Para mi sorpresa, descubrí que en este lugar, como jugador del Servette, terminó su carrera el gran futbolista alemán Karl Heinz Rummenigge. Allí se jugaron durante 72 años 2.200 partidos de la liga suiza y también internacionales. Donde hoy pasean familias venidas de todo el mundo (Ginebra es por demás multicultural) jugaron Pelé, Michel Platini, Diego Maradona, Zinedine Zidane, Ferenc Puskas, Alfredo di Stéfano, Eusebio... Toda una historia que se fue con la cancha y sus tribunas.

El estadio tenía una capacidad para 30.000 personas y en él se jugaron cuatro partidos del Mundial de 1954. Ubicado en el viejo barrio industrial de Charmilles, en el norte de Ginebra, fue demolido en 2008 y el Servette se trasladó al flamante “Stade de Geneve”, construido al lado de un moderno centro comercial.

En Charmilles no jugó Uruguay durante esa Copa del Mundo, pero descubrir el lugar me hizo despertar la curiosidad. Me pregunté qué habría sido de los estadios de Zurich, Basilea, Berna y Lausana en los que la Celeste se batió en aquel recordado Mundial tratando de retener la copa conseguida en Maracaná. Los resultados los tenemos grabados en la memoria: terminó cuarta y perdió su invicto en estos torneos. Pero durante mucho tiempo fue la última gran campaña uruguaya en una Copa del Mundo.

Antes hay que decir que después de la devastación de la Segunda Guerra Mundial, Suiza era el único país europeo que se encontraba en condiciones de organizar el campeonato porque durante la contienda se mantuvo neutral.

Esa neutralidad histórica le permitió atraer la FIFA a Zurich, el Comité Olimpíco Internacional a Lausana y la UEFA (en ese mismo 1954) a Nyon, sobre el precioso lago Lemán.

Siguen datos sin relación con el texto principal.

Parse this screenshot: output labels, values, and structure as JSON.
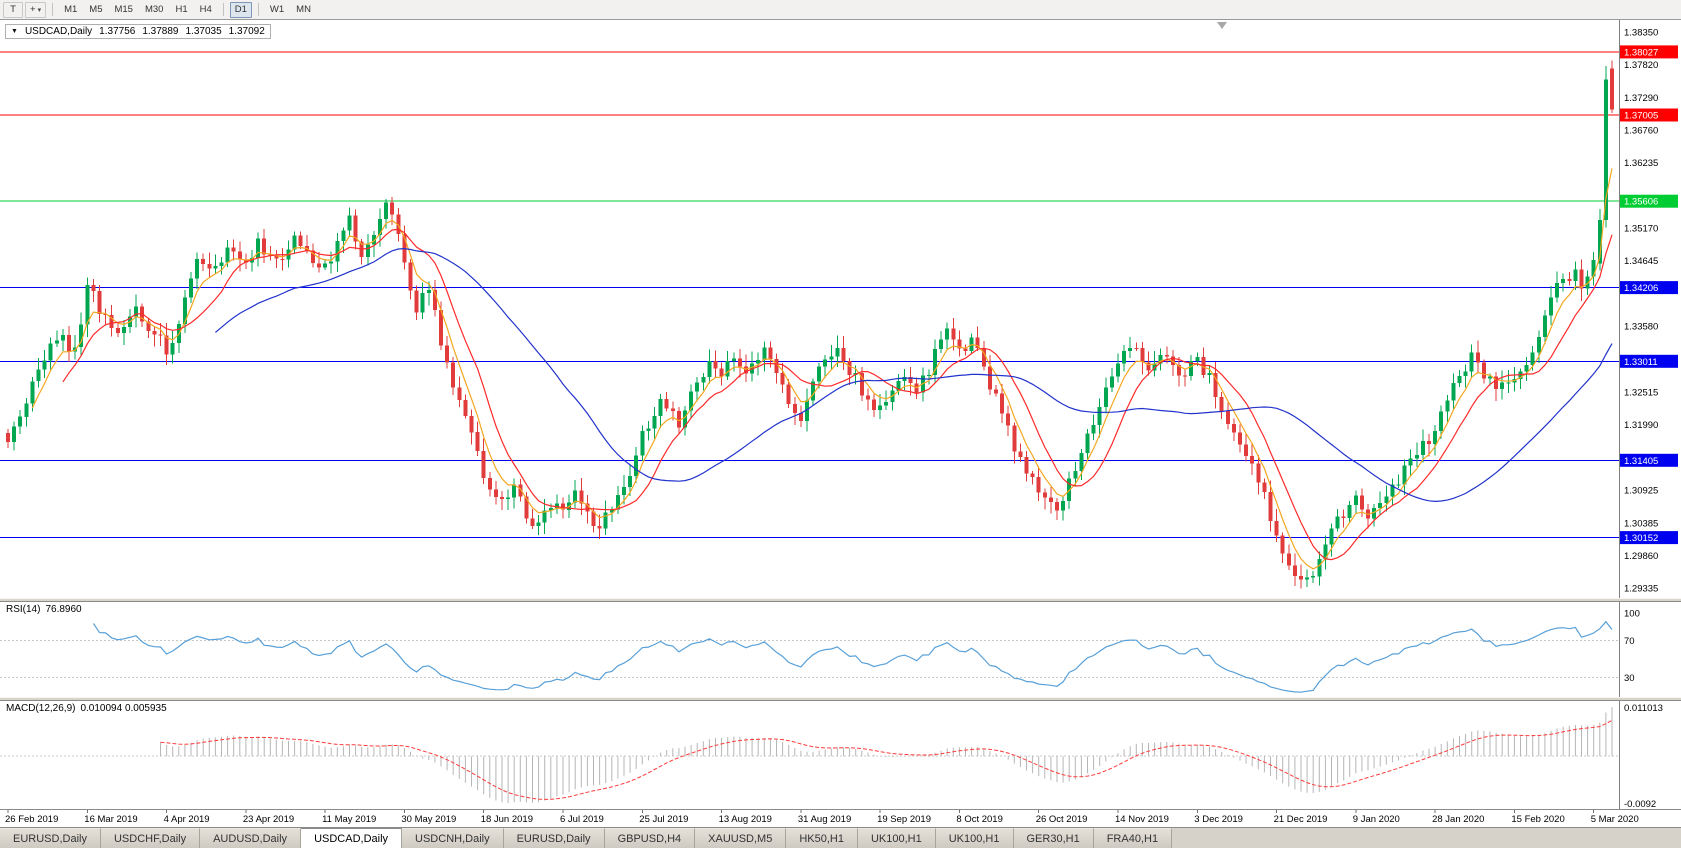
{
  "toolbar": {
    "tool_button_label": "T",
    "cursor_icon": "+",
    "dropdown_icon": "▾",
    "timeframes": [
      "M1",
      "M5",
      "M15",
      "M30",
      "H1",
      "H4",
      "D1",
      "W1",
      "MN"
    ],
    "active_timeframe": "D1"
  },
  "chart": {
    "collapse_icon": "▼",
    "title": "USDCAD,Daily",
    "ohlc": {
      "open": "1.37756",
      "high": "1.37889",
      "low": "1.37035",
      "close": "1.37092"
    }
  },
  "rsi_panel": {
    "label": "RSI(14)",
    "value": "76.8960",
    "axis_labels": [
      "100",
      "70",
      "30"
    ],
    "upper_level": 70,
    "lower_level": 30,
    "line_color": "#58a0d8"
  },
  "macd_panel": {
    "label": "MACD(12,26,9)",
    "values": "0.010094 0.005935",
    "axis_top_label": "0.011013",
    "axis_bottom_label": "-0.0092",
    "histogram_color": "#b6b6b6",
    "signal_color": "#ff3b3b"
  },
  "tabs": [
    "EURUSD,Daily",
    "USDCHF,Daily",
    "AUDUSD,Daily",
    "USDCAD,Daily",
    "USDCNH,Daily",
    "EURUSD,Daily",
    "GBPUSD,H4",
    "XAUUSD,M5",
    "HK50,H1",
    "UK100,H1",
    "UK100,H1",
    "GER30,H1",
    "FRA40,H1"
  ],
  "active_tab_index": 3,
  "chart_data": {
    "type": "candlestick",
    "symbol": "USDCAD",
    "timeframe": "Daily",
    "current_ohlc": {
      "open": 1.37756,
      "high": 1.37889,
      "low": 1.37035,
      "close": 1.37092
    },
    "up_color": "#00a650",
    "down_color": "#e23b3b",
    "price_axis_ticks": [
      "1.38350",
      "1.37820",
      "1.37290",
      "1.36760",
      "1.36235",
      "1.35170",
      "1.34645",
      "1.33580",
      "1.32515",
      "1.31990",
      "1.30925",
      "1.30385",
      "1.29860",
      "1.29335"
    ],
    "axis_top_price": 1.3835,
    "axis_bottom_price": 1.29335,
    "horizontal_lines": [
      {
        "price": 1.38027,
        "label": "1.38027",
        "color": "#ff0000"
      },
      {
        "price": 1.37005,
        "label": "1.37005",
        "color": "#ff0000"
      },
      {
        "price": 1.35606,
        "label": "1.35606",
        "color": "#00cc33"
      },
      {
        "price": 1.34206,
        "label": "1.34206",
        "color": "#0000f0"
      },
      {
        "price": 1.33011,
        "label": "1.33011",
        "color": "#0000f0"
      },
      {
        "price": 1.31405,
        "label": "1.31405",
        "color": "#0000f0"
      },
      {
        "price": 1.30152,
        "label": "1.30152",
        "color": "#0000f0"
      }
    ],
    "moving_averages": [
      {
        "type": "ema",
        "period": 5,
        "color": "#f3a71f"
      },
      {
        "type": "sma",
        "period": 10,
        "color": "#ff2a2a"
      },
      {
        "type": "sma",
        "period": 35,
        "color": "#2233cc"
      }
    ],
    "date_labels": [
      "26 Feb 2019",
      "16 Mar 2019",
      "4 Apr 2019",
      "23 Apr 2019",
      "11 May 2019",
      "30 May 2019",
      "18 Jun 2019",
      "6 Jul 2019",
      "25 Jul 2019",
      "13 Aug 2019",
      "31 Aug 2019",
      "19 Sep 2019",
      "8 Oct 2019",
      "26 Oct 2019",
      "14 Nov 2019",
      "3 Dec 2019",
      "21 Dec 2019",
      "9 Jan 2020",
      "28 Jan 2020",
      "15 Feb 2020",
      "5 Mar 2020"
    ],
    "bars_per_date_label": 13,
    "candle_count": 264,
    "close_anchors": [
      [
        0,
        1.317
      ],
      [
        2,
        1.3215
      ],
      [
        5,
        1.329
      ],
      [
        8,
        1.3345
      ],
      [
        11,
        1.3315
      ],
      [
        13,
        1.343
      ],
      [
        15,
        1.3385
      ],
      [
        18,
        1.334
      ],
      [
        21,
        1.339
      ],
      [
        24,
        1.3345
      ],
      [
        26,
        1.332
      ],
      [
        28,
        1.336
      ],
      [
        31,
        1.3475
      ],
      [
        34,
        1.3445
      ],
      [
        36,
        1.349
      ],
      [
        39,
        1.345
      ],
      [
        41,
        1.349
      ],
      [
        44,
        1.346
      ],
      [
        47,
        1.35
      ],
      [
        50,
        1.347
      ],
      [
        52,
        1.345
      ],
      [
        54,
        1.349
      ],
      [
        56,
        1.353
      ],
      [
        58,
        1.348
      ],
      [
        60,
        1.3505
      ],
      [
        62,
        1.355
      ],
      [
        64,
        1.3505
      ],
      [
        65,
        1.345
      ],
      [
        67,
        1.338
      ],
      [
        69,
        1.342
      ],
      [
        71,
        1.333
      ],
      [
        74,
        1.323
      ],
      [
        77,
        1.316
      ],
      [
        78,
        1.312
      ],
      [
        80,
        1.307
      ],
      [
        83,
        1.309
      ],
      [
        86,
        1.304
      ],
      [
        89,
        1.307
      ],
      [
        91,
        1.305
      ],
      [
        93,
        1.308
      ],
      [
        96,
        1.303
      ],
      [
        99,
        1.306
      ],
      [
        102,
        1.312
      ],
      [
        104,
        1.318
      ],
      [
        107,
        1.323
      ],
      [
        110,
        1.32
      ],
      [
        112,
        1.325
      ],
      [
        115,
        1.33
      ],
      [
        117,
        1.327
      ],
      [
        119,
        1.331
      ],
      [
        121,
        1.328
      ],
      [
        124,
        1.332
      ],
      [
        127,
        1.326
      ],
      [
        130,
        1.32
      ],
      [
        133,
        1.329
      ],
      [
        136,
        1.333
      ],
      [
        138,
        1.329
      ],
      [
        141,
        1.324
      ],
      [
        143,
        1.322
      ],
      [
        146,
        1.328
      ],
      [
        149,
        1.325
      ],
      [
        152,
        1.331
      ],
      [
        154,
        1.336
      ],
      [
        156,
        1.332
      ],
      [
        158,
        1.334
      ],
      [
        160,
        1.329
      ],
      [
        163,
        1.321
      ],
      [
        166,
        1.314
      ],
      [
        169,
        1.309
      ],
      [
        172,
        1.306
      ],
      [
        175,
        1.313
      ],
      [
        178,
        1.32
      ],
      [
        181,
        1.327
      ],
      [
        182,
        1.33
      ],
      [
        184,
        1.333
      ],
      [
        187,
        1.329
      ],
      [
        190,
        1.331
      ],
      [
        193,
        1.328
      ],
      [
        195,
        1.33
      ],
      [
        197,
        1.327
      ],
      [
        200,
        1.32
      ],
      [
        203,
        1.315
      ],
      [
        206,
        1.308
      ],
      [
        208,
        1.301
      ],
      [
        211,
        1.296
      ],
      [
        213,
        1.2945
      ],
      [
        215,
        1.298
      ],
      [
        218,
        1.304
      ],
      [
        221,
        1.308
      ],
      [
        223,
        1.305
      ],
      [
        226,
        1.308
      ],
      [
        229,
        1.312
      ],
      [
        232,
        1.316
      ],
      [
        234,
        1.319
      ],
      [
        236,
        1.323
      ],
      [
        238,
        1.328
      ],
      [
        240,
        1.331
      ],
      [
        242,
        1.328
      ],
      [
        244,
        1.325
      ],
      [
        247,
        1.327
      ],
      [
        249,
        1.33
      ],
      [
        251,
        1.334
      ],
      [
        253,
        1.34
      ],
      [
        255,
        1.344
      ],
      [
        256,
        1.342
      ],
      [
        257,
        1.345
      ],
      [
        258,
        1.343
      ],
      [
        259,
        1.344
      ],
      [
        260,
        1.346
      ],
      [
        261,
        1.353
      ],
      [
        262,
        1.3758
      ],
      [
        263,
        1.37092
      ]
    ],
    "final_candles": [
      {
        "o": 1.346,
        "h": 1.3548,
        "l": 1.3448,
        "c": 1.353
      },
      {
        "o": 1.353,
        "h": 1.378,
        "l": 1.3518,
        "c": 1.3758
      },
      {
        "o": 1.37756,
        "h": 1.37889,
        "l": 1.37035,
        "c": 1.37092
      }
    ],
    "rsi": {
      "period": 14,
      "current": 76.896
    },
    "macd": {
      "fast": 12,
      "slow": 26,
      "signal": 9,
      "macd_value": 0.010094,
      "signal_value": 0.005935
    }
  }
}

Más allá del deporte, Ginebra alberga la sede principal de la ONU en Europa, la OIT, la OMS, la OMM y un largo etcétera de organismos internacionales.

El 16 de junio de 1954 Uruguay debutó por aquella Copa del Mundo en el Wankdorf Stadion de Berna y le ganó a Checoslovaquia 2 a 0. Era la cancha del Young Boys de la capital suiza y era grande; podía albergar 64.000 personas pero fue demolida en 2001 y sustituida por el Stade de Suisse. Fue también escenario de la final de aquel torneo, que Alemania le ganó a Hungría bajo la lluvia.

El 19 de junio Uruguay apabulló 7 a 0 a Escocia. Fue en el estadio St. Jakob Park de la ciudad de Basilea. Ese día hubo 38 grados, y según el jugador escocés Tommy Docherty, citado en “Historia Freak del Fútbol”, de Joaquín Barañao, en la derrota tuvo mucho que ver que su selección había ido a Suiza a jugar con camisetas demasiado abrigadas porque los directivos asumieron que en este país, por ser montañoso, hacía frío todo el año (por cierto, cada vez hace más calor. En invierno ya casi no nieva en Ginebra y los glaciares en los Alpes están reduciéndose).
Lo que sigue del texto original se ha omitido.